A FLURRY of Israeli media reports about cabinet discusions of an attack on Iran, a Guardian story that Britain is preparing to…

A FLURRY of Israeli media reports about cabinet discusions of an attack on Iran, a Guardianstory that Britain is preparing to assist an "inevitable" US strike, an Israeli ballistic missile test, a mass civil defence exercise mimicking a missile attack... Tension is being ratcheted up. But is it just sabre rattling? Another familiar war of words? Or real preparations for the real thing? In truth it's a distinction that doesn't matter – there is a real possibility that an unstoppable momentum will tip the former into the latter. A dangerous game is being played.

Israeli and international media are reporting that prime minister Binyamin Netanyahu and defence minister Ehud Barak are trying to persuade a reluctant majority in the cabinet to support a preemptive missile strike against Iran to take out its developing nuclear weapons capacity. That they have persuaded foreign minister Avigdor Lieberman to back them. That new evidence will be provided next week by the UN’s nuclear watchdog, the IAEA, of unprecedented levels of research activity with few applications other than the development of weapons. That ground lost by its programme after a cyber attack last year has been made up.
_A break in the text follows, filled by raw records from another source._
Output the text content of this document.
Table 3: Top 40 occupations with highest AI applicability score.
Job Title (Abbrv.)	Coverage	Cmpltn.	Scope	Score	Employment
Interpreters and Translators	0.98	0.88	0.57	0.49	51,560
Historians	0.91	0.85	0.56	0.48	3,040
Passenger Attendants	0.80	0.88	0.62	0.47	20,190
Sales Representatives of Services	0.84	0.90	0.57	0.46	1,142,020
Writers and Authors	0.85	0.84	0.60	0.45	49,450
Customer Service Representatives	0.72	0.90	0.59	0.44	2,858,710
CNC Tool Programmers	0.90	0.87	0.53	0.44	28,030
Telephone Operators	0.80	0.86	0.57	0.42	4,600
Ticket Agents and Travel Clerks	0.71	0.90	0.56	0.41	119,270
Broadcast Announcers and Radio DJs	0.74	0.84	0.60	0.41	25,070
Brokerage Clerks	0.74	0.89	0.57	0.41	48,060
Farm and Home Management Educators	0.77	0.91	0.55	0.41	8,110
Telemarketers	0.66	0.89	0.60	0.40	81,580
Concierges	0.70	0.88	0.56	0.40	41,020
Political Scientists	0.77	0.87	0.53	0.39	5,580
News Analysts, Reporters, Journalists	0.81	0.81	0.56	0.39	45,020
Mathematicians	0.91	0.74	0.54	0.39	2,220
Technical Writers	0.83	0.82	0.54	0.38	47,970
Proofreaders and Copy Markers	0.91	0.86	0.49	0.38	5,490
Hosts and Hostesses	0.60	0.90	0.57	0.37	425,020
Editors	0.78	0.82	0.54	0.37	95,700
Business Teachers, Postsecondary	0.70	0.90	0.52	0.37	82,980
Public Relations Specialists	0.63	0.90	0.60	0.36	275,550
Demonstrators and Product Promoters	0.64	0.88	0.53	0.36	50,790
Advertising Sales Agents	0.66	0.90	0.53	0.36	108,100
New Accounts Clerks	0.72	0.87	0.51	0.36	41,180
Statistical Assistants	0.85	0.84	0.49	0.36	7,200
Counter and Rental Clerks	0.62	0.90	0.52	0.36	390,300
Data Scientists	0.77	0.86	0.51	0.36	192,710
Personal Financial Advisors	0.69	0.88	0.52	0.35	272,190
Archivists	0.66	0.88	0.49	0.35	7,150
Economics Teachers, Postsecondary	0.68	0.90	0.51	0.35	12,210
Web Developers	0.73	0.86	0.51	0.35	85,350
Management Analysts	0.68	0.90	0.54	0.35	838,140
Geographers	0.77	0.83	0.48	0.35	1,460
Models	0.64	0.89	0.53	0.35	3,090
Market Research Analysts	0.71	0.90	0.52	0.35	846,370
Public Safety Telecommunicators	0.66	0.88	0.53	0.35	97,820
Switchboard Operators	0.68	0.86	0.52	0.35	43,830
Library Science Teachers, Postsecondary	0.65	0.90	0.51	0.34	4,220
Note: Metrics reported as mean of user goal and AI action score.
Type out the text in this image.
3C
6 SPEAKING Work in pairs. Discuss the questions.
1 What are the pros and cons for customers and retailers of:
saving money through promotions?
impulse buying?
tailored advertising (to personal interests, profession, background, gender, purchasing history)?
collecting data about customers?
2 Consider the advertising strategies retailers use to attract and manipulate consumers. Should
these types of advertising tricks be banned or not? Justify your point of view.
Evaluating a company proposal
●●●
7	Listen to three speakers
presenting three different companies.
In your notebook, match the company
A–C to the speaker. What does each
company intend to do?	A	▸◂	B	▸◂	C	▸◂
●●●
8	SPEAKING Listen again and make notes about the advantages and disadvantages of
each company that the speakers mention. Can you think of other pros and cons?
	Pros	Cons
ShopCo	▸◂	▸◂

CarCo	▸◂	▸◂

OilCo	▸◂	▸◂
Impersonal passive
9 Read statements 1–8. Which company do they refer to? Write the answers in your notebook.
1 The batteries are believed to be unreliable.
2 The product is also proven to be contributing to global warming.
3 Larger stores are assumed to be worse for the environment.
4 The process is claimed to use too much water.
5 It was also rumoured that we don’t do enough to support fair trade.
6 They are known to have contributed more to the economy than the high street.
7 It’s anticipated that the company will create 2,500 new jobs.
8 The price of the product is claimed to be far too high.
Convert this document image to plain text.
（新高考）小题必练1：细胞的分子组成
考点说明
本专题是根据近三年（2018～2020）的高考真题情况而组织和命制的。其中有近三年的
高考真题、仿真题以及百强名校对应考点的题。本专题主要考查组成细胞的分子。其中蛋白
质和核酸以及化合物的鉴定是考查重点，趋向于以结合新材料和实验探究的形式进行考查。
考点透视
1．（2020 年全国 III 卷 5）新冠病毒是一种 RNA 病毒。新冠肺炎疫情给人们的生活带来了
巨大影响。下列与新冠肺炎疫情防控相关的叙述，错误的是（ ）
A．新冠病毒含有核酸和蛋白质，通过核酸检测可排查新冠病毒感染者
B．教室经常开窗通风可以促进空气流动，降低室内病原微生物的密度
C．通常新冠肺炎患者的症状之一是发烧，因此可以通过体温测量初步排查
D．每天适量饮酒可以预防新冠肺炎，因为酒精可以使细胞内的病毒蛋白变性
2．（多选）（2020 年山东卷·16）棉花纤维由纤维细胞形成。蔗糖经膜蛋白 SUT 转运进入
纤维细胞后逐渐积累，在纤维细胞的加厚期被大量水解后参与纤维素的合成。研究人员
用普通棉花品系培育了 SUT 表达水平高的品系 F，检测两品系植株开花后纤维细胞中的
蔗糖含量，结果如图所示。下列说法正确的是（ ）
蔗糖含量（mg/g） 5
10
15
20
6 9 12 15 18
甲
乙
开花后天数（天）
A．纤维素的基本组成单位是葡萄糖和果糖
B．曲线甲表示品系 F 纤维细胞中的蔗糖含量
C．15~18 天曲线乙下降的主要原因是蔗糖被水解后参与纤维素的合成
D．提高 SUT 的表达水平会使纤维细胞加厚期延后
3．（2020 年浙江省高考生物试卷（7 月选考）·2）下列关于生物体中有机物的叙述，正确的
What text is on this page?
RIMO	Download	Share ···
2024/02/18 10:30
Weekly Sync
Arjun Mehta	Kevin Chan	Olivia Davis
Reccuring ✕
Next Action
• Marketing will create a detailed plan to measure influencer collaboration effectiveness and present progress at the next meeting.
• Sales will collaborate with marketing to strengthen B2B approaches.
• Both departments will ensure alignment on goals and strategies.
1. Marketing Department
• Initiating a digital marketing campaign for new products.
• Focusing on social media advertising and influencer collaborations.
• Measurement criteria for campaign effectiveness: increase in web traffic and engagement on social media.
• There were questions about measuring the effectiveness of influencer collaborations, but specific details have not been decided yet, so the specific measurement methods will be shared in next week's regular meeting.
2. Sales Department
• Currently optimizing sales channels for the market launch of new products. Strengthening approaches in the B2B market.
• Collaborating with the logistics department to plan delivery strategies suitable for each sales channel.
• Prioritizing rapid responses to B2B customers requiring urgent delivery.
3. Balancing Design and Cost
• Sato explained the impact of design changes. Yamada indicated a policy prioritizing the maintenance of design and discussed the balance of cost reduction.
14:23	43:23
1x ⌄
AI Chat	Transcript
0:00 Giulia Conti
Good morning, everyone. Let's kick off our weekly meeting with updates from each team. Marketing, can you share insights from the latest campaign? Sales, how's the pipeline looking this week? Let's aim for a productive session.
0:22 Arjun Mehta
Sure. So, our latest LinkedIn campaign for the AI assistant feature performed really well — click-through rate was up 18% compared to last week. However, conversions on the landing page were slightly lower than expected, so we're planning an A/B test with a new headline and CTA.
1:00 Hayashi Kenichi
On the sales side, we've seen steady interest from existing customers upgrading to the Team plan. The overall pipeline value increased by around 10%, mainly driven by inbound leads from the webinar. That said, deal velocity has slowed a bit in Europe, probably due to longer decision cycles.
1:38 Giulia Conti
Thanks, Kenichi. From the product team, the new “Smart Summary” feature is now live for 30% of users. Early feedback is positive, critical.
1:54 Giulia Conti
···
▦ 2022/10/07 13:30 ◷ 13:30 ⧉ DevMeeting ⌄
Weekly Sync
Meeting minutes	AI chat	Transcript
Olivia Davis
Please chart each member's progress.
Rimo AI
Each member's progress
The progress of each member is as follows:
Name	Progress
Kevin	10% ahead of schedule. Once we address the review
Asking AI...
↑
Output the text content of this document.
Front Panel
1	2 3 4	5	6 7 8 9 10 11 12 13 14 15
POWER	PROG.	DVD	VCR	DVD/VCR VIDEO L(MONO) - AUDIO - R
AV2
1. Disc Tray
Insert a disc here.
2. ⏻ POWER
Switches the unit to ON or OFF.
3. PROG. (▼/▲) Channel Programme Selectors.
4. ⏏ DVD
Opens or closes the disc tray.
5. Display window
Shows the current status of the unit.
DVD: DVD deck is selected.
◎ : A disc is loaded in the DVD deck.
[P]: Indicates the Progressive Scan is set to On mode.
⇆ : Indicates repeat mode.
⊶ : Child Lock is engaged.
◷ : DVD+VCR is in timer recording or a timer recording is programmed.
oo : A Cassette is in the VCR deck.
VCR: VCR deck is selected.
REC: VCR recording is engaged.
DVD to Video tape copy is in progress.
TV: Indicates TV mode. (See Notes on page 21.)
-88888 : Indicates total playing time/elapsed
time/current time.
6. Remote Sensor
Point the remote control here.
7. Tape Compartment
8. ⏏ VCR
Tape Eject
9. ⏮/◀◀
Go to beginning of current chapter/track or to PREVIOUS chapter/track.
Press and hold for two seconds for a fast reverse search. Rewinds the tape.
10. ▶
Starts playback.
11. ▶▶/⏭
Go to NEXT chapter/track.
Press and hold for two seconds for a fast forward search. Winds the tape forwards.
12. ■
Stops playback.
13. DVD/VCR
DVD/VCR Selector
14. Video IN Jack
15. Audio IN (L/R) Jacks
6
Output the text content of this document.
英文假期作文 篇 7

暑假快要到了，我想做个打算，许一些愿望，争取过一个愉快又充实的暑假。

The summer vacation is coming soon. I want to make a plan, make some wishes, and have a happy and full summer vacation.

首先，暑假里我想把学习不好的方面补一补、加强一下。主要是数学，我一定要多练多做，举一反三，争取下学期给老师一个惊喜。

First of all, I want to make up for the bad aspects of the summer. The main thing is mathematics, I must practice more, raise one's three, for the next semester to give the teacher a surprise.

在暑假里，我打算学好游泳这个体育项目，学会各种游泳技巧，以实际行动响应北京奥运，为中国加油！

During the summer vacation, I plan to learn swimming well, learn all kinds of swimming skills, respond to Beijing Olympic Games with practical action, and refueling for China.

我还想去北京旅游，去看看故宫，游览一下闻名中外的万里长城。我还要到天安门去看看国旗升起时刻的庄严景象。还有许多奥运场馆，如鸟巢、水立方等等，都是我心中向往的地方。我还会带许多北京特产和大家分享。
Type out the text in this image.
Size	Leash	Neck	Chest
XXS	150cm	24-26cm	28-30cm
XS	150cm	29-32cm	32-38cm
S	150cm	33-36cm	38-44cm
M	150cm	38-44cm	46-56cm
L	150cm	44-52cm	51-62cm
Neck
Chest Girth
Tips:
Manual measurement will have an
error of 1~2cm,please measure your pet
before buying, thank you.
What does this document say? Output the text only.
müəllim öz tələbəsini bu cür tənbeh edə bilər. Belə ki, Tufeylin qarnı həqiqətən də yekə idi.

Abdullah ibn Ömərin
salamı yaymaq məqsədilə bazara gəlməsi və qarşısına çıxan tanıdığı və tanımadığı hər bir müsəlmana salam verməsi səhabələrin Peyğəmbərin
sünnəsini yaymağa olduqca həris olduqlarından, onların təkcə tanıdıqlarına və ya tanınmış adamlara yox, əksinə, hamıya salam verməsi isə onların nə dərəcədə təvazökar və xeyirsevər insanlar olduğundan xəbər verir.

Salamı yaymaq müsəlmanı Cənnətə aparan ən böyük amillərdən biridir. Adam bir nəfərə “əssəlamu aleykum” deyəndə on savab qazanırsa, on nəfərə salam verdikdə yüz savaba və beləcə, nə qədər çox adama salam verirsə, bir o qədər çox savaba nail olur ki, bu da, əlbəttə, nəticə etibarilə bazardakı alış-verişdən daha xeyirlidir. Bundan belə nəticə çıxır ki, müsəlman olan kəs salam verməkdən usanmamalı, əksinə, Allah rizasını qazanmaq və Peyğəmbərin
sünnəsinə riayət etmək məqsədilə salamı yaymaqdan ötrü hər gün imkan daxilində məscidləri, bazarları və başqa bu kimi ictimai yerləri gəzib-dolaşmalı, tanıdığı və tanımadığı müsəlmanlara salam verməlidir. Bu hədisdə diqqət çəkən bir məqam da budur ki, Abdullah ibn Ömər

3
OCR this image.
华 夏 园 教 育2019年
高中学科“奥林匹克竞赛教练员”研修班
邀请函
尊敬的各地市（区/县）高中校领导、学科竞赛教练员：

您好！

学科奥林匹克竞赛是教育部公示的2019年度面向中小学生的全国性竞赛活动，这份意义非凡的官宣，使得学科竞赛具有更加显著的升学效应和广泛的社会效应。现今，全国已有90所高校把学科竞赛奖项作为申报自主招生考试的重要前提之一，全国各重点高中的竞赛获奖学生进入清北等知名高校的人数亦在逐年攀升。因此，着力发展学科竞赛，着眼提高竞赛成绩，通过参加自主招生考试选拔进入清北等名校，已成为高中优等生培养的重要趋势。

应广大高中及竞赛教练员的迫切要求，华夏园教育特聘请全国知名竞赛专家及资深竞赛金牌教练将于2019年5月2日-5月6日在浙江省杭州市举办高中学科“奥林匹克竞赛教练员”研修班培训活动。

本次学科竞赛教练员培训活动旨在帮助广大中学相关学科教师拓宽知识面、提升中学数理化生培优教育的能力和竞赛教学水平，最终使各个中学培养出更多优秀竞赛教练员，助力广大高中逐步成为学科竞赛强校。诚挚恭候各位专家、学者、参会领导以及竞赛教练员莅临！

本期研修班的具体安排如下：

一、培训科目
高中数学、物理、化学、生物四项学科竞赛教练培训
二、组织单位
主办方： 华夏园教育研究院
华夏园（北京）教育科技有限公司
And we should not be under any illusion, denials notwithstanding, that Iran is seeking nuclear weapons.

Israel’s increasingly aggressive stance on the regional stage is also reflected in its disproportionate response to the Unesco decision to admit the Palestinians to full membership. Punishment includes freezing Unesco funding, a speeding up of settlement building in the occupied West Bank and around Jerusalem, and a freeze on tax transfers to the Palestinian Authority. The latter gesture is particularly counterproductive as it will deprive the authority of the means to pay the very security forces on whom Israel depends to circumscribe Hamas.

Some of the shapes being thrown by Netanyahu on Iran, however, may have more to do with trying to bounce the US itself into attacking Iran – it alone is probably capable of doing the job thoroughly. Barak is reported to have told Washington that if the US does not bomb Iran, Israel will. But an attack, which could provoke a bloody regional conflagration, is not the only alternative. A combination of external pressure on Iran to return to meaningful talks and old-fashioned nuclear deterrence – a warning of devastating retaliation should it use nuclear weapons – remain a viable strategy. The US, without whose sanction Israel may not dare act, must insist that its ally hold its hand.